Results: SGI and SPQ scores strongly correlated (rs = − 0.73, p < 0.0001) within patients. SGI total score was significantly higher in patients versus controls (119.0 vs 67.6, U =− 5.3, p < 0.0001), indicating greater sensory hypersensitivity in the tic disorder group. SGI score correlated modestly with PUTS, DOCS, and ASRS-V scores but not with YGTSS total tic score. Hierarchical linear regression analysis revealed that, of the tested variables, only DOCS score contributed significantly to mean SGI score, with β ranging from 1.03 (p = 0.044) to 1.41 (p = 0.001). A simple linear regression model with DOCS as the independent variable accounted for 31.9% of SGI score variance.
Conclusion: Sensory hypersensitivity is prominent in adults with tic disorder and is independently associated with obsessive-compulsive symptom severity.
Keywords: Tourette syndrome, tic disorder, sensory hypersensitivity, sensory sensitivity, obsessive-compulsive symptoms
Bothersome sensory symptoms are common in Tourette syndrome (TS).1–3 The most widely recognized sensory symptom is premonitory urge, an unpleasant bodily sensation that waxes in the moments preceding a tic and typically wanes with execution of the tic.3 Premonitory urges are reported by 90% of adults and older children with TS,3,4 and many patients find these more disturbing than the tics themselves.1
In addition to premonitory urges, as many as 80% of individuals with TS experience sensory hypersensitivity, defined as heightened awareness of and reactivity to external stimuli.1,5 Patients with sensory hypersensitivity describe, for example, enhanced perception of clothing rubbing against their skin; noise from electrical appliances; and intensity of ambient light.1,5 This heightened exteroceptive awareness is typically associated with avoidant behavior of provocative stimuli. Faint, repetitive sensations seem to be particularly grating.1,5 Although sensory hypersensitivity is endorsed by the vast majority with TS, patients actually exhibit normal detection thresholds for tactile,5,6 olfactory,5 and auditory stimuli.5 Higher-order sensory processing anomalies, however, have been identified in this population.7–9 For example, children with TS habituate abnormally to repetitive tactile stimuli,7 and they process visual information differently than their typically developing peers.8 It remains unclear whether such higher-order sensory processing aberrations give rise, in full or in part, to the clinical phenomenon of sensory hypersensitivity.

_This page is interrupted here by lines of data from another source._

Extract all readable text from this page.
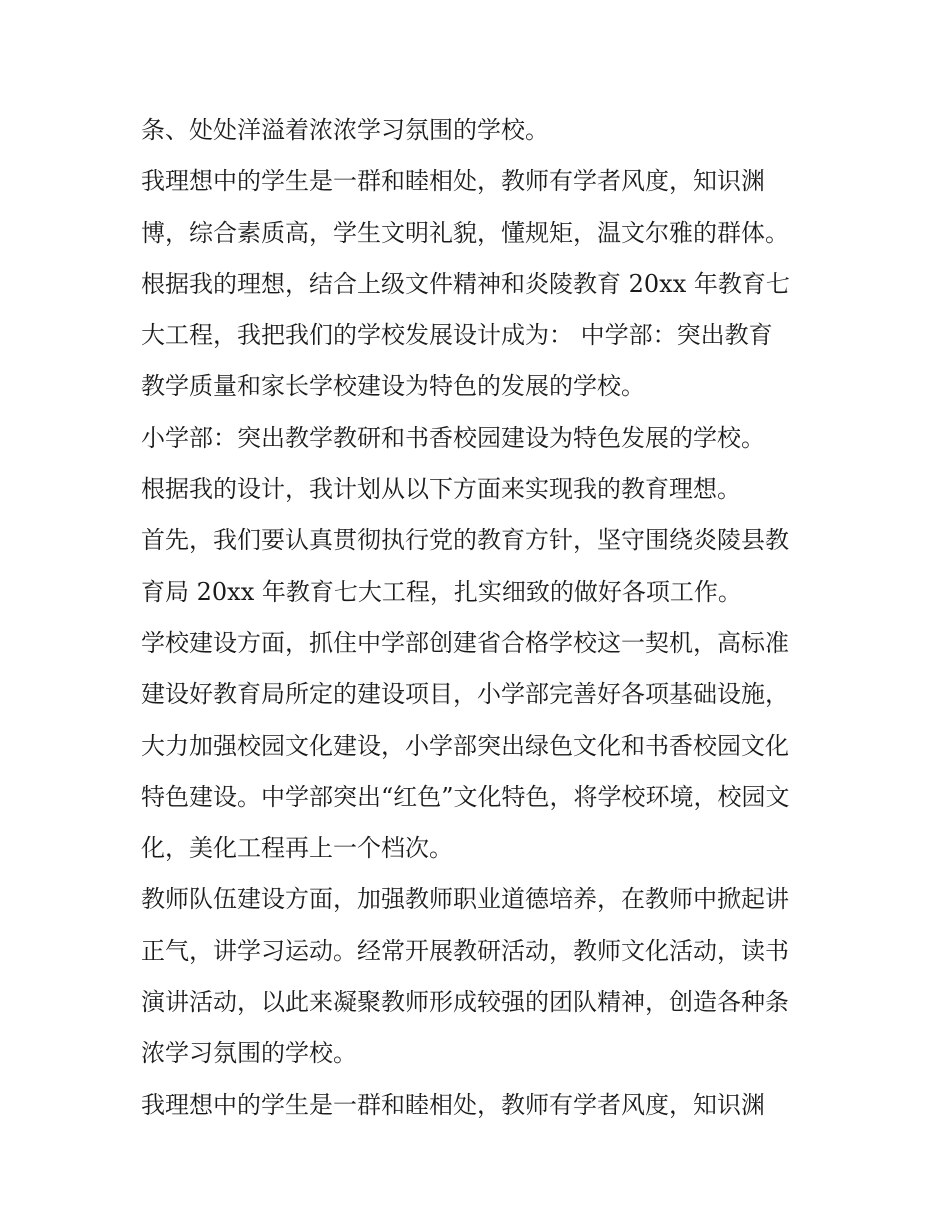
条、处处洋溢着浓浓学习氛围的学校。
我理想中的学生是一群和睦相处，教师有学者风度，知识渊
博，综合素质高，学生文明礼貌，懂规矩，温文尔雅的群体。
根据我的理想，结合上级文件精神和炎陵教育 20xx 年教育七
大工程，我把我们的学校发展设计成为： 中学部：突出教育
教学质量和家长学校建设为特色的发展的学校。
小学部：突出教学教研和书香校园建设为特色发展的学校。
根据我的设计，我计划从以下方面来实现我的教育理想。
首先，我们要认真贯彻执行党的教育方针，坚守围绕炎陵县教
育局 20xx 年教育七大工程，扎实细致的做好各项工作。
学校建设方面，抓住中学部创建省合格学校这一契机，高标准
建设好教育局所定的建设项目，小学部完善好各项基础设施，
大力加强校园文化建设，小学部突出绿色文化和书香校园文化
特色建设。中学部突出“红色”文化特色，将学校环境，校园文
化，美化工程再上一个档次。
教师队伍建设方面，加强教师职业道德培养，在教师中掀起讲
正气，讲学习运动。经常开展教研活动，教师文化活动，读书
演讲活动，以此来凝聚教师形成较强的团队精神，创造各种条
浓学习氛围的学校。
我理想中的学生是一群和睦相处，教师有学者风度，知识渊
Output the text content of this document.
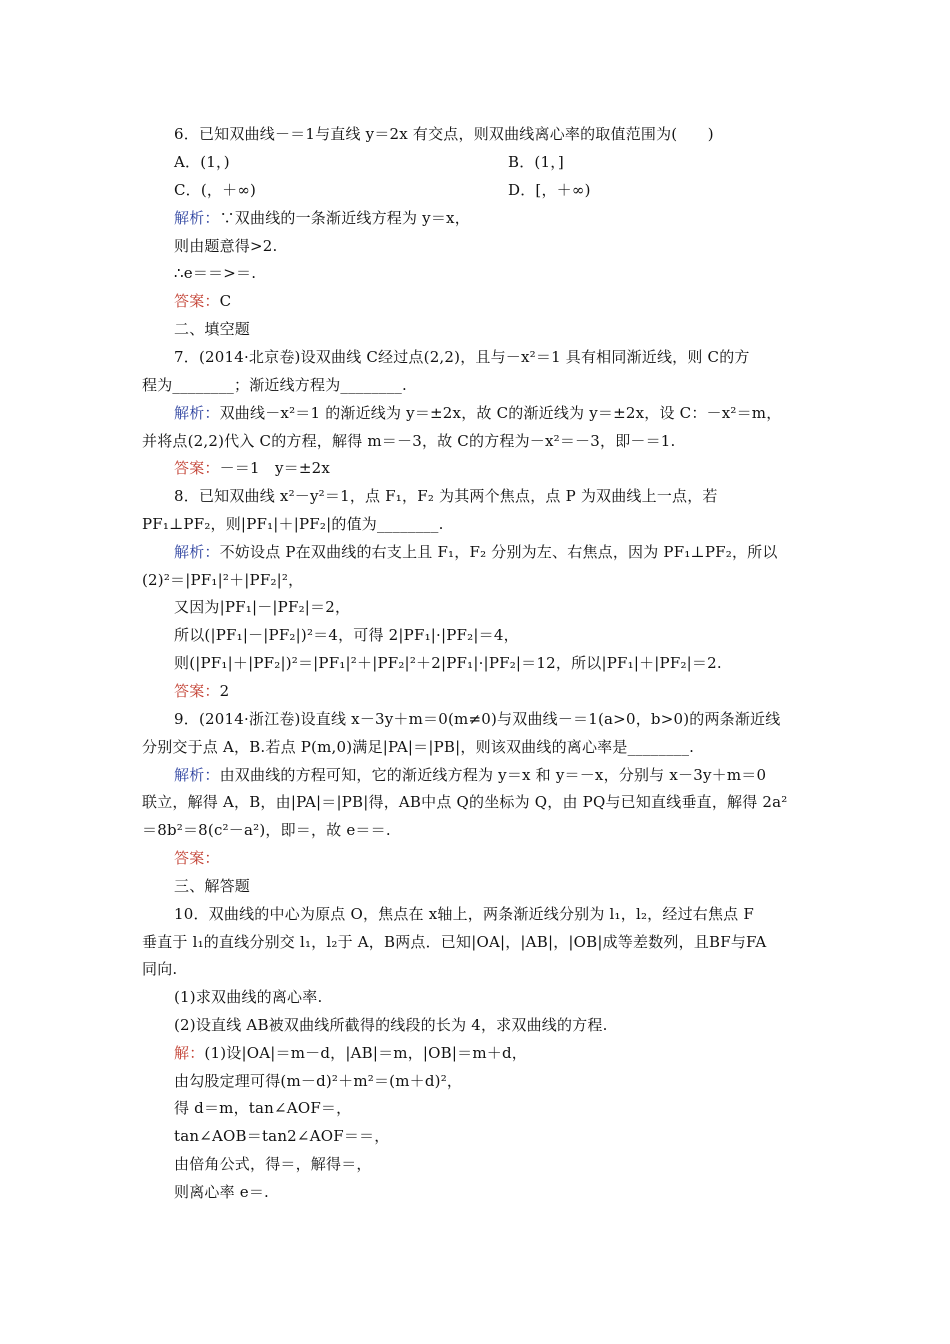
6．已知双曲线－＝1与直线 y＝2x 有交点，则双曲线离心率的取值范围为(　　)
A．(1，)	B．(1，]
C．(，＋∞)	D．[，＋∞)
解析：∵双曲线的一条渐近线方程为 y＝x，
则由题意得>2.
∴e＝＝>＝.
答案：C
二、填空题
7．(2014·北京卷)设双曲线 C经过点(2,2)，且与－x²＝1 具有相同渐近线，则 C的方
程为________；渐近线方程为________.
解析：双曲线－x²＝1 的渐近线为 y＝±2x，故 C的渐近线为 y＝±2x，设 C：－x²＝m，
并将点(2,2)代入 C的方程，解得 m＝－3，故 C的方程为－x²＝－3，即－＝1.
答案：－＝1　y＝±2x
8．已知双曲线 x²－y²＝1，点 F₁，F₂ 为其两个焦点，点 P 为双曲线上一点，若
PF₁⊥PF₂，则|PF₁|＋|PF₂|的值为________.
解析：不妨设点 P在双曲线的右支上且 F₁，F₂ 分别为左、右焦点，因为 PF₁⊥PF₂，所以
(2)²＝|PF₁|²＋|PF₂|²，
又因为|PF₁|－|PF₂|＝2，
所以(|PF₁|－|PF₂|)²＝4，可得 2|PF₁|·|PF₂|＝4，
则(|PF₁|＋|PF₂|)²＝|PF₁|²＋|PF₂|²＋2|PF₁|·|PF₂|＝12，所以|PF₁|＋|PF₂|＝2.
答案：2
9．(2014·浙江卷)设直线 x－3y＋m＝0(m≠0)与双曲线－＝1(a>0，b>0)的两条渐近线
分别交于点 A，B.若点 P(m,0)满足|PA|＝|PB|，则该双曲线的离心率是________.
解析：由双曲线的方程可知，它的渐近线方程为 y＝x 和 y＝－x，分别与 x－3y＋m＝0
联立，解得 A，B，由|PA|＝|PB|得，AB中点 Q的坐标为 Q，由 PQ与已知直线垂直，解得 2a²
＝8b²＝8(c²－a²)，即＝，故 e＝＝.
答案：
三、解答题
10．双曲线的中心为原点 O，焦点在 x轴上，两条渐近线分别为 l₁，l₂，经过右焦点 F
垂直于 l₁的直线分别交 l₁，l₂于 A，B两点．已知|OA|，|AB|，|OB|成等差数列，且BF与FA
同向.
(1)求双曲线的离心率.
(2)设直线 AB被双曲线所截得的线段的长为 4，求双曲线的方程.
解：(1)设|OA|＝m－d，|AB|＝m，|OB|＝m＋d，
由勾股定理可得(m－d)²＋m²＝(m＋d)²，
得 d＝m，tan∠AOF＝，
tan∠AOB＝tan2∠AOF＝＝，
由倍角公式，得＝，解得＝，
则离心率 e＝.
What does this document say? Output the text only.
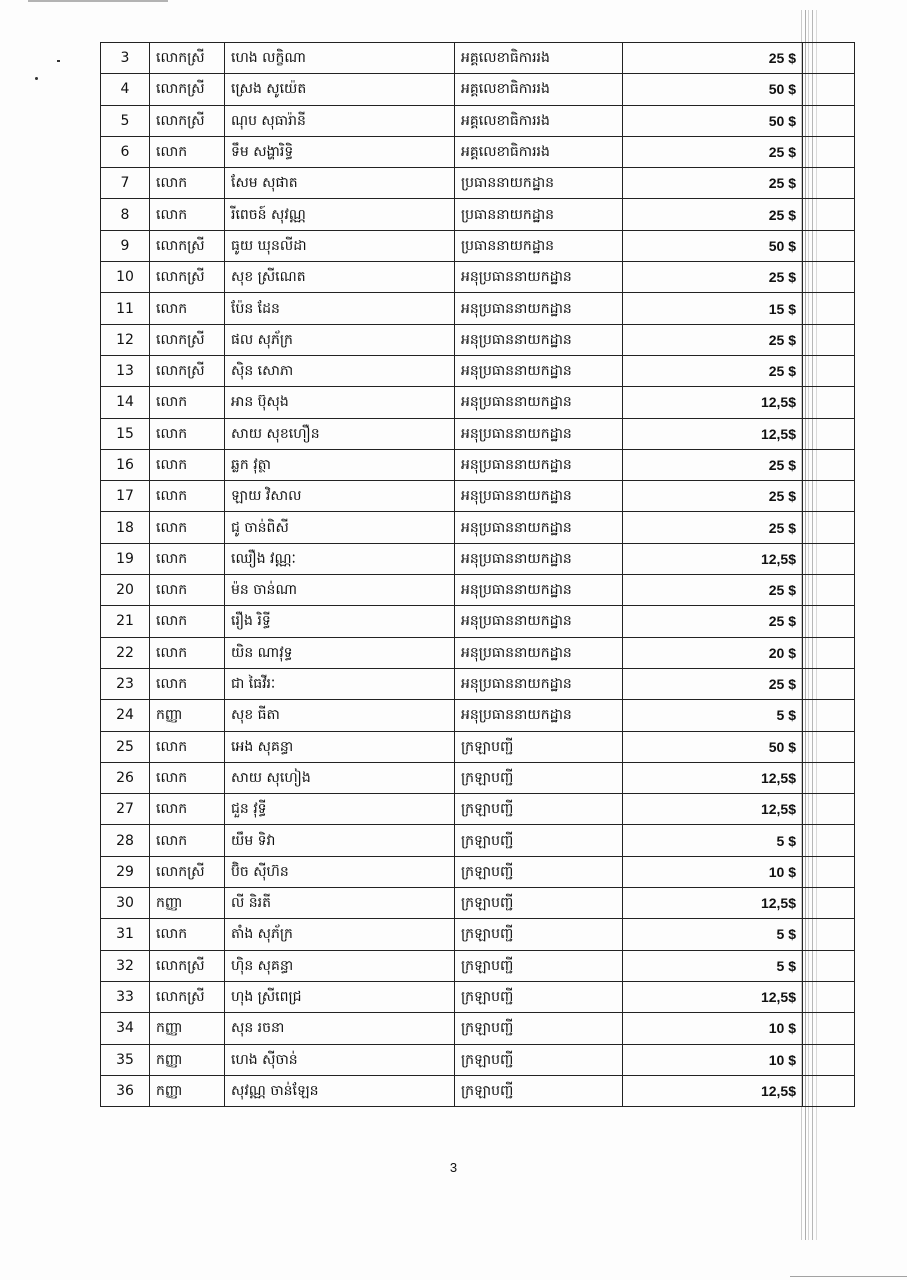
3	លោកស្រី	ហេង លក្ខិណា	អគ្គលេខាធិការរង	25 $	
4	លោកស្រី	ស្រេង សូយ៉េត	អគ្គលេខាធិការរង	50 $	
5	លោកស្រី	ណុប សុធារ៉ានី	អគ្គលេខាធិការរង	50 $	
6	លោក	ទឹម សង្ហារិទ្ធិ	អគ្គលេខាធិការរង	25 $	
7	លោក	សែម សុផាត	ប្រធាននាយកដ្ឋាន	25 $	
8	លោក	រីពេចន៍ សុវណ្ណ	ប្រធាននាយកដ្ឋាន	25 $	
9	លោកស្រី	ធូយ ឃុនលីដា	ប្រធាននាយកដ្ឋាន	50 $	
10	លោកស្រី	សុខ ស្រីណេត	អនុប្រធាននាយកដ្ឋាន	25 $	
11	លោក	ប៉ែន ដែន	អនុប្រធាននាយកដ្ឋាន	15 $	
12	លោកស្រី	ផល សុភ័ក្រ	អនុប្រធាននាយកដ្ឋាន	25 $	
13	លោកស្រី	ស៊ិន សោភា	អនុប្រធាននាយកដ្ឋាន	25 $	
14	លោក	អាន ប៊ុសុង	អនុប្រធាននាយកដ្ឋាន	12,5$	
15	លោក	សាយ សុខហឿន	អនុប្រធាននាយកដ្ឋាន	12,5$	
16	លោក	ឆ្លក វុត្ថា	អនុប្រធាននាយកដ្ឋាន	25 $	
17	លោក	ឡាយ វិសាល	អនុប្រធាននាយកដ្ឋាន	25 $	
18	លោក	ជូ ចាន់ពិសី	អនុប្រធាននាយកដ្ឋាន	25 $	
19	លោក	ឈឿង វណ្ណៈ	អនុប្រធាននាយកដ្ឋាន	12,5$	
20	លោក	ម៉ន ចាន់ណា	អនុប្រធាននាយកដ្ឋាន	25 $	
21	លោក	រឿង រិទ្ធី	អនុប្រធាននាយកដ្ឋាន	25 $	
22	លោក	យិន ណាវុទ្ធ	អនុប្រធាននាយកដ្ឋាន	20 $	
23	លោក	ជា ធៃវីរៈ	អនុប្រធាននាយកដ្ឋាន	25 $	
24	កញ្ញា	សុខ ធីតា	អនុប្រធាននាយកដ្ឋាន	5 $	
25	លោក	អេង សុគន្ធា	ក្រឡាបញ្ជី	50 $	
26	លោក	សាយ សុហៀង	ក្រឡាបញ្ជី	12,5$	
27	លោក	ជួន វុទ្ធី	ក្រឡាបញ្ជី	12,5$	
28	លោក	យឹម ទិវា	ក្រឡាបញ្ជី	5 $	
29	លោកស្រី	ប៊ិច ស៊ីហ៊ន	ក្រឡាបញ្ជី	10 $	
30	កញ្ញា	លី និរតី	ក្រឡាបញ្ជី	12,5$	
31	លោក	តាំង សុភ័ក្រ	ក្រឡាបញ្ជី	5 $	
32	លោកស្រី	ហ៊ិន សុគន្ធា	ក្រឡាបញ្ជី	5 $	
33	លោកស្រី	ហុង ស្រីពេជ្រ	ក្រឡាបញ្ជី	12,5$	
34	កញ្ញា	សុន រចនា	ក្រឡាបញ្ជី	10 $	
35	កញ្ញា	ហេង ស៊ីចាន់	ក្រឡាបញ្ជី	10 $	
36	កញ្ញា	សុវណ្ណ ចាន់ឡែន	ក្រឡាបញ្ជី	12,5$	
3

Studies exploring sensory processing in TS at the psychophysical or neurophysiologic level have yet to quantitatively evaluate for patient-reported sensory hypersensitivity, resulting in a translational knowledge gap.
Research into sensory hypersensitivity in TS patients has been predominantly confined to qualitative description.1,5 A single study has examined the severity of the clinical phenomenon in adults with TS, finding significantly increased extent of sensory hypersensitivity in patients relative to healthy controls.10 However, the study was limited by a small patient sample size (9 adults and 9 children). Thus, sparse quantitative, patient-reported data exists regarding sensory hypersensitivity in adults with TS. Sensory hypersensitivity is likely present in children with TS, but varied terminology and operational definitions in adult and pediatric studies pose major challenges for comparisons across age groups.9,11–13 Despite these ambiguities, the current body of evidence suggests that sensory hypersensitivity is an integral clinical feature of TS that is associated with diminished quality of life.9
Sensory hypersensitivity is not unique to TS. It has been reported in several other neurodevelopmental disorders, including obsessive-compulsive disorder (OCD)14–16 and attention deficit hyperactivity disorder (ADHD).17 Both OCD and ADHD are highly prevalent in TS, with respective lifetime rates of 50.0% and 54.3%.18 Even TS patients not meeting formal diagnostic criteria for OCD or ADHD frequently exhibit symptoms of these disorders.19
The complexity of the TS phenotype makes it difficult to disentangle the relationship between sensory and psychiatric dimensions of the disorder.18 Conflicting results have emerged regarding associations between obsessive-compulsive symptoms and perceptual dysfunction in TS, with the sole study in adults failing to detect a relationship,10 but studies in children repeatedly demonstrating such a relationship.12,13 A single study in a pediatric TS sample found that children with dual diagnoses of ADHD and TS experienced more sensory processing dysfunction than children with TS alone;20 a similar study has yet to be conducted in adults with TS. Understanding the relationship of sensory hypersensitivity with OCD and ADHD symptomatology may sharpen definitions of clinically relevant TS subtypes and may facilitate transdiagnostic research into the neural basis of this shared phenomenon.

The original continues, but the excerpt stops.